- I have a 2013 Mac Pro running the latest Parallels Desktop Pro v 12.2.0 (41591)
- On it, is a Windows 10 Pro virtual with Docker Version 17.03.1-ce-win10 (11972)
Docker can only run with 'windows containers' because when trying to fire up the 'MobyLinux' instance in Hyper-V, it never fires up always bombing at:
tsc: Fast TSC calibration failed I understand this to be some time dependent sync that has to happen at boot time or such failure occurs. I bought a WD 1TB SSD on a Thunderbolt dock to speed up the run/boot time of the virtual. (it was on my platter RAID cage before) to no avail. No diff.
Parallels IS set to 'enable nested virtualization' and I have started a virtual in Hyper-V on the win 10 Pro VM just fine, no errors. I have checked and unchecked 'PMU Virtualization' which I understand will provide statistics to the host but slow the VM.
I tried:
- reducing the number of assigned cores to the VM as suggested by another post to no avail (2-6 cores tried)
- Reducing the cores to '1' for Docker (and mixing with above attempt)
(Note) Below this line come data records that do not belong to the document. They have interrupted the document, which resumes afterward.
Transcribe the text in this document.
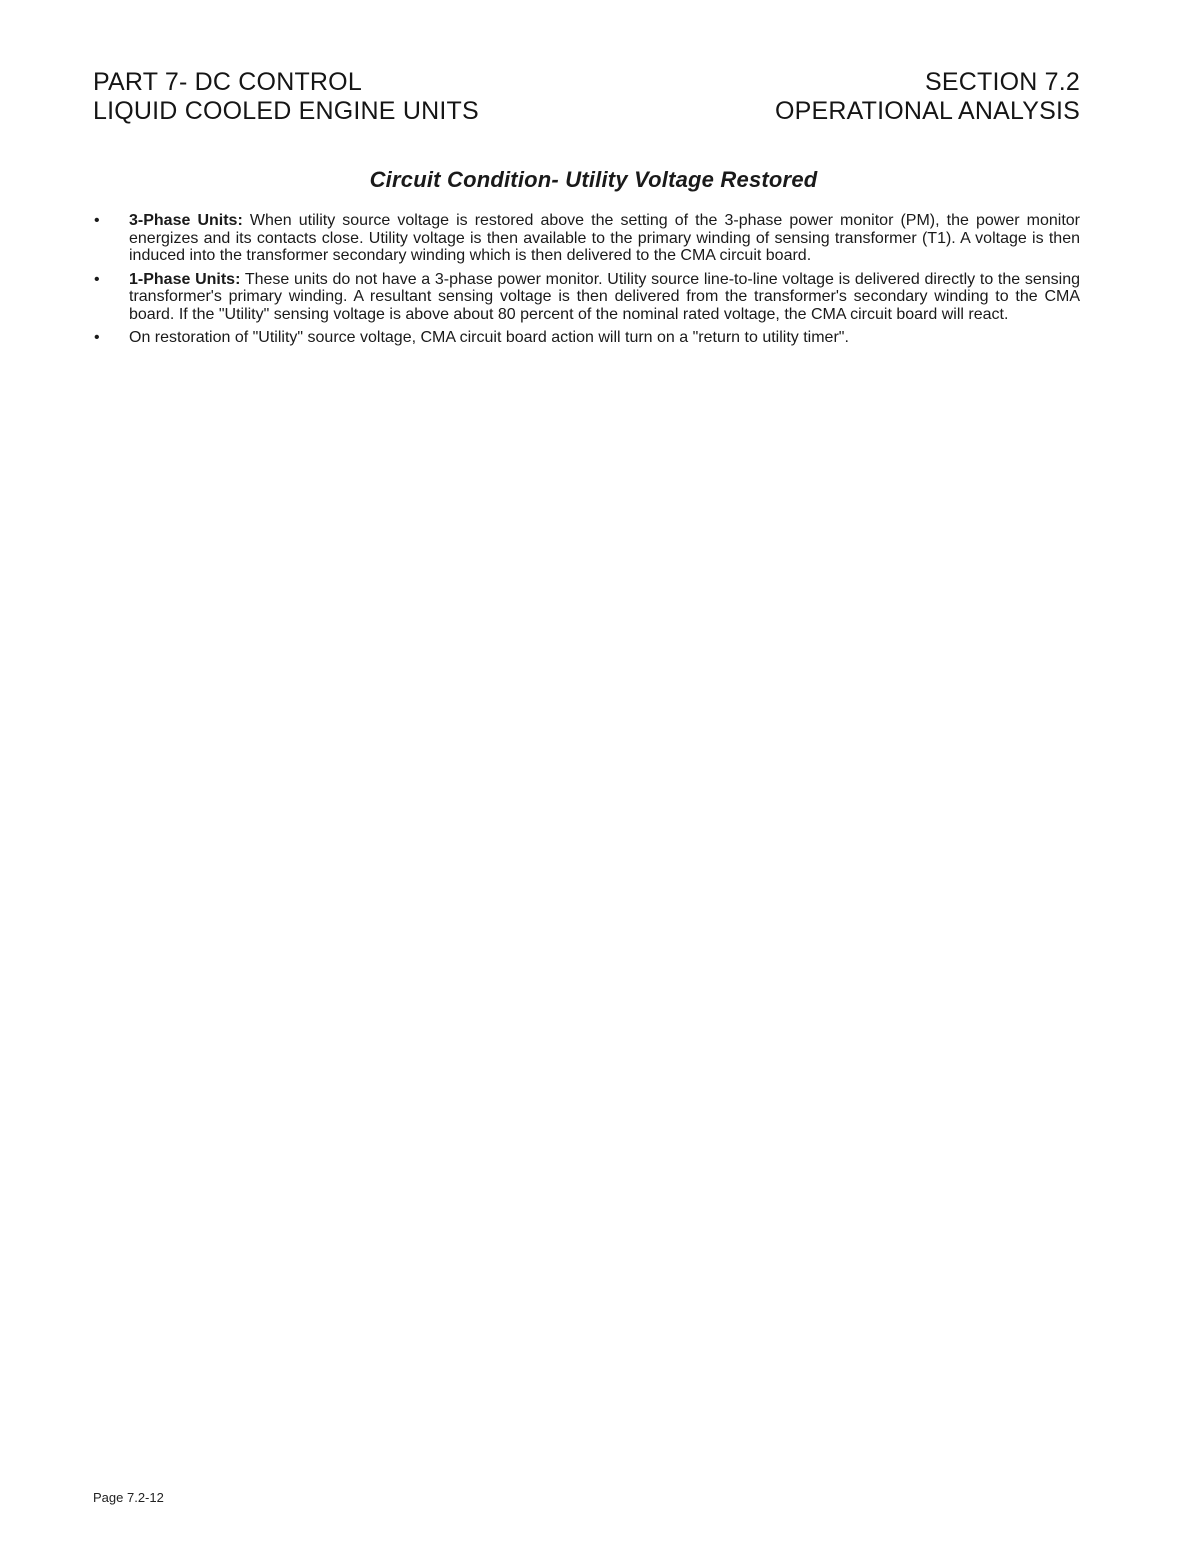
PART 7- DC CONTROL
LIQUID COOLED ENGINE UNITS
SECTION 7.2
OPERATIONAL ANALYSIS
Circuit Condition- Utility Voltage Restored
• 3-Phase Units: When utility source voltage is restored above the setting of the 3-phase power monitor (PM), the power monitor energizes and its contacts close. Utility voltage is then available to the primary winding of sensing transformer (T1). A voltage is then induced into the transformer secondary winding which is then delivered to the CMA circuit board.
• 1-Phase Units: These units do not have a 3-phase power monitor. Utility source line-to-line voltage is delivered directly to the sensing transformer's primary winding. A resultant sensing voltage is then delivered from the transformer's secondary winding to the CMA board. If the "Utility" sensing voltage is above about 80 percent of the nominal rated voltage, the CMA circuit board will react.
• On restoration of "Utility" source voltage, CMA circuit board action will turn on a "return to utility timer".
Page 7.2-12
- increasing the number of cores to docker
- adding/reducing memory to VM/Docker
playing with the
C:\Program Files\Docker\Docker\resources\MobyLinux.ps1
file that loads the VM whereas in another post I changed something to
verifying that "C:\Users\Public\Documents\Hyper-V\Virtual hard disks\MobyLinuxVM.vhdx" is teh correct location for the .vhdx
- verifying that the .iso is at "C:\Program Files\Docker\Docker\Resources\mobylinux.iso"
- uninstalling Hyper-v/reinstalling Hyper-v manually and letting Docker do it automatically ...
I am at wit's end. I specifically bought this machine so I could do my MS/Visual Studio development along with iOS development on the same box. I have done so, this way, for the past 5-6 years with a 2009 Mac Pro before and now my 2013 MP, but never with Docker before...
So, I need one of two solutions:
- a way to make Visual Studio 2015/2017 'look' at my host Mac's Docker instance in order to debug/move on to development
- a way to make this 'MobyLinux' Docker vm run.